This study addresses the problem of reconstructing the relative positions of objects on the real line using only pairwise collision data. The authors develop a graph-theoretic framework and tailored recovery algorithms for three observation regimes: complete, partial, and incomplete. Under complete observability, they establish an equivalence between positional identifiability and the connectivity of the collision graph, enabling unique reconstruction. For partially observed data, they propose an efficient layer decomposition algorithm based on functional graphs. In the incompletely observed setting, they prove the problem is NP-hard and demonstrate a 4-approximation reduction to the graph bandwidth problem. Combining tools from graph theory, clique decomposition, and interval graph construction, the work systematically characterizes the solvability limits and provides a unified algorithmic framework for this inverse problem.

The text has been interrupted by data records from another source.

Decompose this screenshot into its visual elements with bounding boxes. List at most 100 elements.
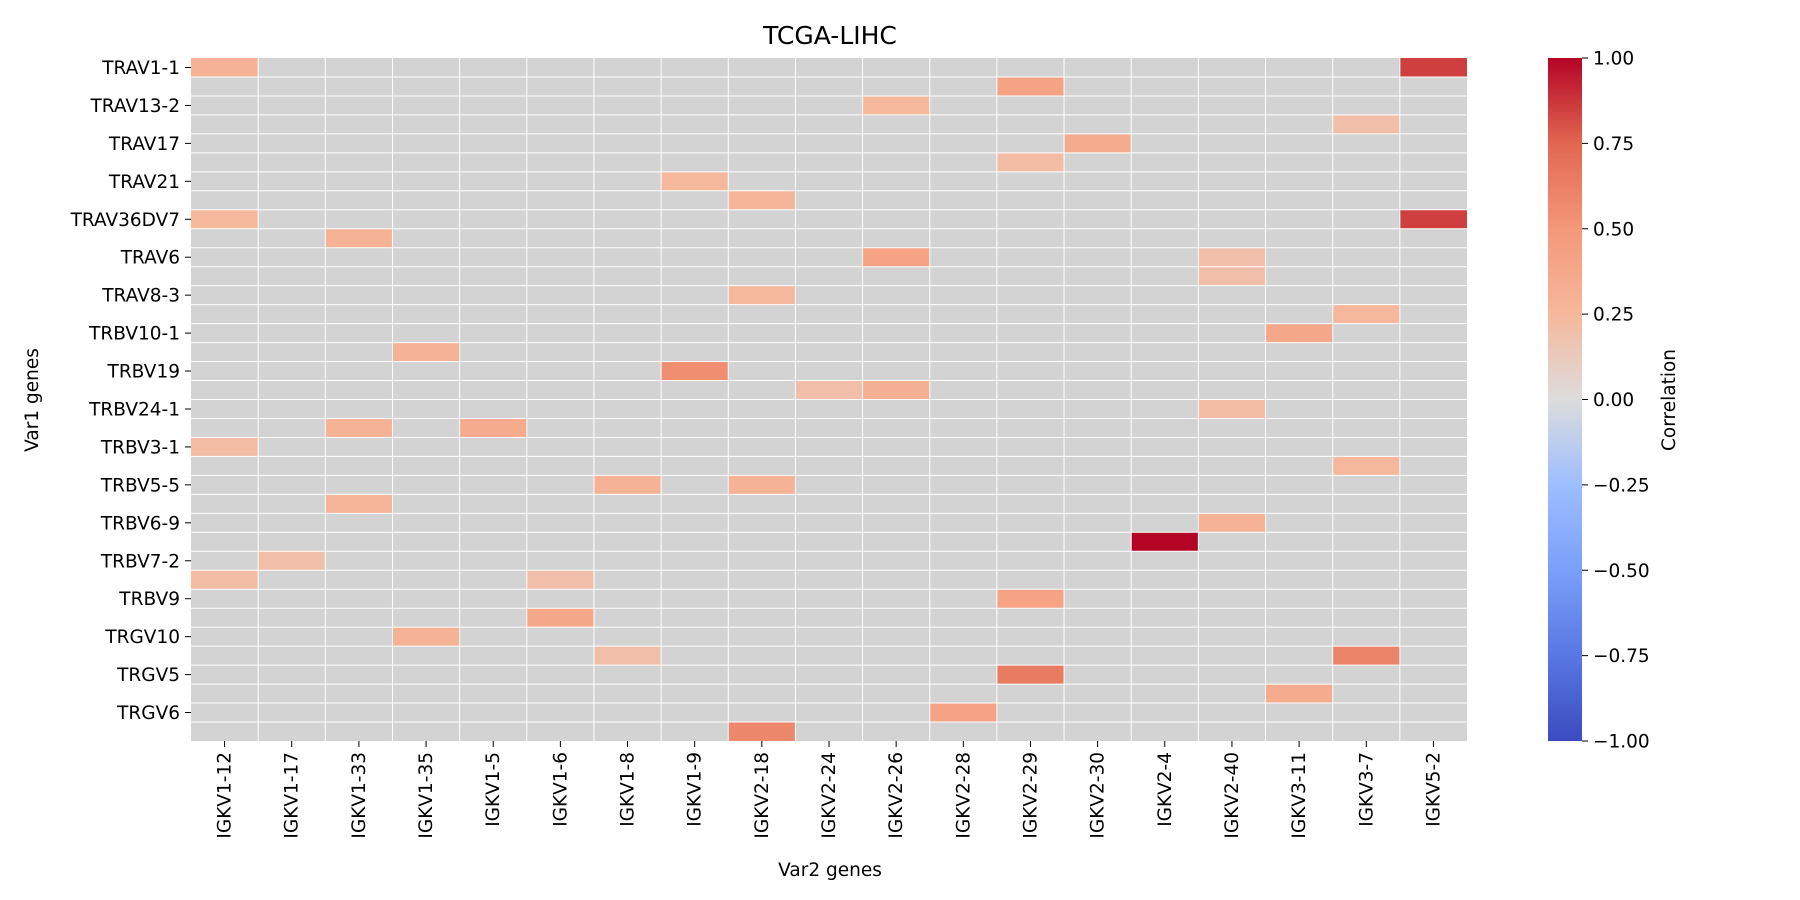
heatmap-cell — [728, 475, 796, 495]
heatmap-cell — [526, 570, 594, 590]
colorbar-gradient — [1548, 58, 1582, 741]
heatmap-cell — [392, 342, 460, 362]
colorbar: 1.00 0.75 0.50 0.25 0.00 −0.25 −0.50 −0.75 −1.00… — [1548, 49, 1680, 753]
x-tick-label: IGKV1-12 — [215, 752, 236, 839]
heatmap-cell — [1265, 323, 1333, 343]
heatmap-cell — [1399, 209, 1467, 229]
x-tick-label: IGKV2-24 — [819, 752, 840, 839]
heatmap-cell — [1198, 247, 1266, 267]
y-tick-label: TRBV3-1 — [100, 437, 180, 458]
heatmap-cell — [795, 380, 863, 400]
colorbar-tick-label: −0.75 — [1593, 646, 1650, 667]
heatmap-cell — [258, 551, 326, 571]
colorbar-tick-label: −0.50 — [1593, 561, 1650, 582]
heatmap-cell — [661, 361, 729, 381]
y-tick-label: TRGV6 — [116, 703, 180, 724]
colorbar-tick-label: 0.00 — [1593, 390, 1634, 411]
heatmap-cell — [996, 665, 1065, 685]
heatmap-cell — [593, 475, 662, 495]
colorbar-tick-label: −0.25 — [1593, 475, 1650, 496]
y-tick-label: TRAV1-1 — [101, 58, 180, 79]
x-tick-label: IGKV3-7 — [1356, 752, 1377, 827]
heatmap-cell — [191, 570, 259, 590]
y-axis-label: Var1 genes — [22, 348, 43, 452]
colorbar-tick-label: 1.00 — [1593, 49, 1634, 70]
x-tick-label: IGKV2-40 — [1222, 752, 1243, 839]
colorbar-label: Correlation — [1659, 349, 1680, 451]
x-tick-label: IGKV3-11 — [1289, 752, 1310, 839]
colorbar-tick-label: −1.00 — [1593, 732, 1650, 753]
heatmap-cell — [996, 152, 1065, 172]
x-tick-label: IGKV1-35 — [416, 752, 437, 839]
x-tick-label: IGKV1-5 — [483, 752, 504, 827]
heatmap-cell — [1332, 456, 1400, 476]
y-tick-label: TRGV5 — [116, 665, 180, 686]
heatmap-cell — [325, 228, 393, 248]
heatmap-cell — [392, 627, 460, 647]
chart-title: TCGA-LIHC — [762, 21, 897, 50]
colorbar-tick-label: 0.25 — [1593, 305, 1634, 326]
heatmap-cell — [1399, 58, 1467, 77]
heatmap-cell — [325, 494, 393, 514]
heatmap-cell — [593, 646, 662, 666]
colorbar-tick-label: 0.50 — [1593, 219, 1634, 240]
heatmap-cell — [1265, 684, 1333, 704]
y-tick-label: TRAV21 — [108, 172, 180, 193]
x-tick-label: IGKV2-28 — [953, 752, 974, 839]
heatmap-cell — [1198, 399, 1266, 419]
x-axis-label: Var2 genes — [778, 860, 882, 881]
x-tick-label: IGKV2-4 — [1155, 752, 1176, 827]
heatmap-cell — [191, 58, 259, 77]
heatmap-cell — [1064, 133, 1132, 153]
heatmap-cell — [1131, 532, 1199, 552]
heatmap-cell — [862, 95, 930, 115]
heatmap-cell — [996, 76, 1065, 96]
y-tick-label: TRAV6 — [120, 248, 180, 269]
y-axis-ticks: TRAV1-1 TRAV13-2 TRAV17 TRAV21 TRAV36DV7 TRAV… — [70, 58, 191, 724]
y-tick-label: TRBV19 — [107, 362, 180, 383]
heatmap-cell — [728, 285, 796, 305]
plot-area — [191, 58, 1467, 741]
x-tick-label: IGKV1-6 — [550, 752, 571, 827]
y-tick-label: TRAV36DV7 — [70, 210, 180, 231]
x-tick-label: IGKV5-2 — [1423, 752, 1444, 827]
heatmap-cell — [191, 209, 259, 229]
heatmap-cell — [1332, 114, 1400, 134]
heatmap-cell — [1332, 646, 1400, 666]
heatmap-cell — [862, 247, 930, 267]
heatmap-cell — [1198, 513, 1266, 533]
y-tick-label: TRBV5-5 — [100, 475, 180, 496]
x-tick-label: IGKV1-8 — [618, 752, 639, 827]
heatmap-cell — [862, 380, 930, 400]
heatmap-cell — [996, 589, 1065, 609]
heatmap-cell — [1198, 266, 1266, 286]
heatmap-cell — [325, 418, 393, 438]
x-tick-label: IGKV2-26 — [886, 752, 907, 839]
x-tick-label: IGKV1-17 — [282, 752, 303, 839]
heatmap-cell — [459, 418, 527, 438]
x-tick-label: IGKV1-9 — [685, 752, 706, 827]
heatmap-cell — [661, 171, 729, 191]
colorbar-tick-label: 0.75 — [1593, 134, 1634, 155]
heatmap-cell — [728, 722, 796, 741]
y-tick-label: TRBV9 — [118, 589, 180, 610]
y-tick-label: TRBV10-1 — [88, 324, 180, 345]
heatmap-cell — [191, 437, 259, 457]
y-tick-label: TRBV7-2 — [100, 551, 180, 572]
x-tick-label: IGKV2-30 — [1088, 752, 1109, 839]
y-tick-label: TRBV24-1 — [88, 399, 180, 420]
heatmap-cell — [728, 190, 796, 210]
x-tick-label: IGKV1-33 — [349, 752, 370, 839]
y-tick-label: TRAV17 — [108, 134, 180, 155]
heatmap-cell — [929, 703, 997, 723]
y-tick-label: TRBV6-9 — [100, 513, 180, 534]
x-tick-label: IGKV2-29 — [1020, 752, 1041, 839]
y-tick-label: TRAV8-3 — [101, 286, 180, 307]
x-tick-label: IGKV2-18 — [752, 752, 773, 839]
heatmap-cell — [1332, 304, 1400, 324]
heatmap-cell — [526, 608, 594, 628]
colorbar-ticks: 1.00 0.75 0.50 0.25 0.00 −0.25 −0.50 −0.75 −1.00 — [1582, 49, 1650, 753]
y-tick-label: TRGV10 — [104, 627, 180, 648]
y-tick-label: TRAV13-2 — [89, 96, 180, 117]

We study the problem of recovering the relative positions of objects moving along the real line based only on pairwise collision data. While interaction-based sensing systems arise naturally in a variety of practical settings, a systematic theoretical understanding of positional identifiability from collision observations alone remains unexplored. Our contributions are three-fold. First, under the full observability model, in which both the set of collisions and their temporal ordering are known, we show that the relative positions of all objects can be uniquely recovered if and only if the collision history, represented as a graph, is connected. Second, we show that under partial observability, where only colliding pairs are observed without timing information, the problem is related to \emph{function graphs} and introduce a canonical layer decomposition in which each layer corresponds to a maximal clique; the contraction graph induced by this decomposition is an interval graph, and we provide efficient algorithms to recover it. Third, under incomplete observations where even some pairwise collision observations may be missing, we formulate the problem as a graph completion problem and establish its NP-hardness via a $4$-approximation relationship with the graph bandwidth problem.